LONDON — Iraq is due to start pumping crude from two of its largest oil fields within weeks, creating a possible obstacle to future efforts by OPEC to curb supplies in the event of a drop in prices.
The Gulf state plans to start production at Majnoon within days, followed by Gharraf in July and West Qurna-2 by year-end, lifting capacity by 400,000 barrels a day, Oil Minister Abdul Kareem al-Luaibi said in Vienna Thursday before an Organization of Petroleum Exporting Countries meeting today. The nation, OPEC’s biggest producer after Saudi Arabia, currently pumps 3.125 million barrels a day, he said, without specifying output capacity.
While OPEC nations have achieved the best adherence to the organization’s production ceiling in 18 months, the 12-member group may need to increase discipline to stem price declines, according to the Centre for Global Energy Studies. Brent crude, used to price more than half the world’s oil, has lost 8.7 percent this year to trade at about $101 a barrel today.
“Saudi is likely to find any OPEC member’s, and not just Iraq’s, ability to produce more oil detrimental to its fiscal breakevens,” said Abhishek Deshpande, an analyst at Natixis in London. “There are continuous attacks, unrest in Iraq and differences at government level within the country, so it’s not really a thorn as of now to OPEC, but soon could be.”
Output from Majnoon, the country’s third-biggest, will start “around mid-year” and increase to 175,000 barrels a day by the end of 2013, Mounir Bouaziz, Royal Dutch Shell’s regional vice president, said May 16. Shell had “teething problems” mainly due to the unexpected quantities of unexploded munitions at the field, customs-related delays of imported equipment and hitches in processing entry visas, Bouaziz said.
All but one of 20 analysts in a Bloomberg survey predict OPEC will maintain its target of 30 million barrels a day at its meeting today.
Curbs by Saudi Arabia pared OPEC output to 30.6 million barrels a day in January, the closest to the group’s formal limit since its introduction in December 2011, data compiled by Bloomberg show.
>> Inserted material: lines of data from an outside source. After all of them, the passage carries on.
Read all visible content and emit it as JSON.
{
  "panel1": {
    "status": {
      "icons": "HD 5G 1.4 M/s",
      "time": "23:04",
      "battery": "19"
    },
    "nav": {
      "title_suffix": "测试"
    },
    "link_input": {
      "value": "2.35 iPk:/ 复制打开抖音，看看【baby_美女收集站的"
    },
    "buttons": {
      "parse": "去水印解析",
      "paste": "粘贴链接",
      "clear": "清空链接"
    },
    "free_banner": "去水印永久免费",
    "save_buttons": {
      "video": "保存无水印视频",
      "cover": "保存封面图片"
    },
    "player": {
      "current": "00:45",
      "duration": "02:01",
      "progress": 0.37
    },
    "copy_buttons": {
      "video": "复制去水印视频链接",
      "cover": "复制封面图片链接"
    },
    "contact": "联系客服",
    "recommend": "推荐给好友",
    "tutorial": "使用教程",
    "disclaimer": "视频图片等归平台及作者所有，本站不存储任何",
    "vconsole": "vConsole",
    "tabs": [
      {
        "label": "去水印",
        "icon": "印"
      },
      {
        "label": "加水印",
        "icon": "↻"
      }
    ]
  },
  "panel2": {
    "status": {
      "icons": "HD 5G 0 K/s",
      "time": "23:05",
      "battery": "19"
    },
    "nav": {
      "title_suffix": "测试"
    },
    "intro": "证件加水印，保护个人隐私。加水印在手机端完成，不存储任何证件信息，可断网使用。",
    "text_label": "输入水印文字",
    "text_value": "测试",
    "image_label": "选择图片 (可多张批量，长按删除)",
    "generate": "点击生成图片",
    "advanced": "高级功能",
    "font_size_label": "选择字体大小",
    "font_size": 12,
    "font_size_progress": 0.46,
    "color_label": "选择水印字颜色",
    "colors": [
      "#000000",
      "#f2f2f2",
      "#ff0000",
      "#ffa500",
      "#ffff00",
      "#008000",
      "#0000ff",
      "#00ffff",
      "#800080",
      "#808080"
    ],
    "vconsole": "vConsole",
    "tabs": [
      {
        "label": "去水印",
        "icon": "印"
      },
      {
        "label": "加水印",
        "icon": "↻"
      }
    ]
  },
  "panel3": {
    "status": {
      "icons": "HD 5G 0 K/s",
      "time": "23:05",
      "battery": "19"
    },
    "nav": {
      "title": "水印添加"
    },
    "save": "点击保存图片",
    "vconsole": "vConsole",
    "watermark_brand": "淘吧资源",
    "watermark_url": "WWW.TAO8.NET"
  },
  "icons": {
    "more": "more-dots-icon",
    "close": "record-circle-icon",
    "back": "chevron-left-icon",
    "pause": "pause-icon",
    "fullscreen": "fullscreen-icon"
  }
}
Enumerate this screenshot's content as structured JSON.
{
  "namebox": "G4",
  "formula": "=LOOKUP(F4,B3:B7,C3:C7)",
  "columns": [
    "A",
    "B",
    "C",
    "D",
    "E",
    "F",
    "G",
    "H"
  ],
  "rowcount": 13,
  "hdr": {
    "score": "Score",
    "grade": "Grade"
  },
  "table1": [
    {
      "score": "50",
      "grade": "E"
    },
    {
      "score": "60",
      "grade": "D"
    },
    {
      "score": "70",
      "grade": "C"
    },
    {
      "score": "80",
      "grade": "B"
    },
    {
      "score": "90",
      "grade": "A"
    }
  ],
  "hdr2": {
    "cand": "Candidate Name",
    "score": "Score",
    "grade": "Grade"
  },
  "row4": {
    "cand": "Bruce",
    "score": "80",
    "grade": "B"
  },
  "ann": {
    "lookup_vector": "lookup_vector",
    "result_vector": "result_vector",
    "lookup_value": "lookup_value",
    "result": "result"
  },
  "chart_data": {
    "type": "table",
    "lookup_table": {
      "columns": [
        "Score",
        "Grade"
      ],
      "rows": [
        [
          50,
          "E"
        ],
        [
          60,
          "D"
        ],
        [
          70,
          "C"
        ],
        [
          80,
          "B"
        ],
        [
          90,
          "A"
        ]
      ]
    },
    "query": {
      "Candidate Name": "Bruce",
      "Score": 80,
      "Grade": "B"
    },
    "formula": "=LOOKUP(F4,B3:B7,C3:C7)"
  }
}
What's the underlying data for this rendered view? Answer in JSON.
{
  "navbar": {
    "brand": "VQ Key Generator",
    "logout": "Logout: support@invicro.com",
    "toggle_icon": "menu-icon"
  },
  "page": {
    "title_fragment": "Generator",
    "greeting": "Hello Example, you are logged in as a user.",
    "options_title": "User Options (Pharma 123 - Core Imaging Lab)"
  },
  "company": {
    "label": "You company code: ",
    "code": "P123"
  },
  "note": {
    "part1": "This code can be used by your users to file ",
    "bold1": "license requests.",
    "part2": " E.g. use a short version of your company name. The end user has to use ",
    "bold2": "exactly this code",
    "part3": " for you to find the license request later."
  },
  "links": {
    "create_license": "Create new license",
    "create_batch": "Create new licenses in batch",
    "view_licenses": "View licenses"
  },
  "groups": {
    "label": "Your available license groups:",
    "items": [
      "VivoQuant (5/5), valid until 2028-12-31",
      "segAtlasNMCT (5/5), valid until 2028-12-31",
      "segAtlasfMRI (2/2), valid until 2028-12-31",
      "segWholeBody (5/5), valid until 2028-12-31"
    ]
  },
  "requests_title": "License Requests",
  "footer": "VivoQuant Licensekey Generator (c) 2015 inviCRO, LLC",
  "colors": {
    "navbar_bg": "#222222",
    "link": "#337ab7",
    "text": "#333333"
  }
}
Production has since rebounded, reaching 30.9 million last month, about 900,000 a day more than both OPEC’s own target and the amount the International Energy Agency estimates will be needed in the second half.
Iraq, which holds the world’s fifth-largest oil reserves, overtook Iran last year to become OPEC’s second-biggest producer. The organization no longer publishes output quotas for individual members.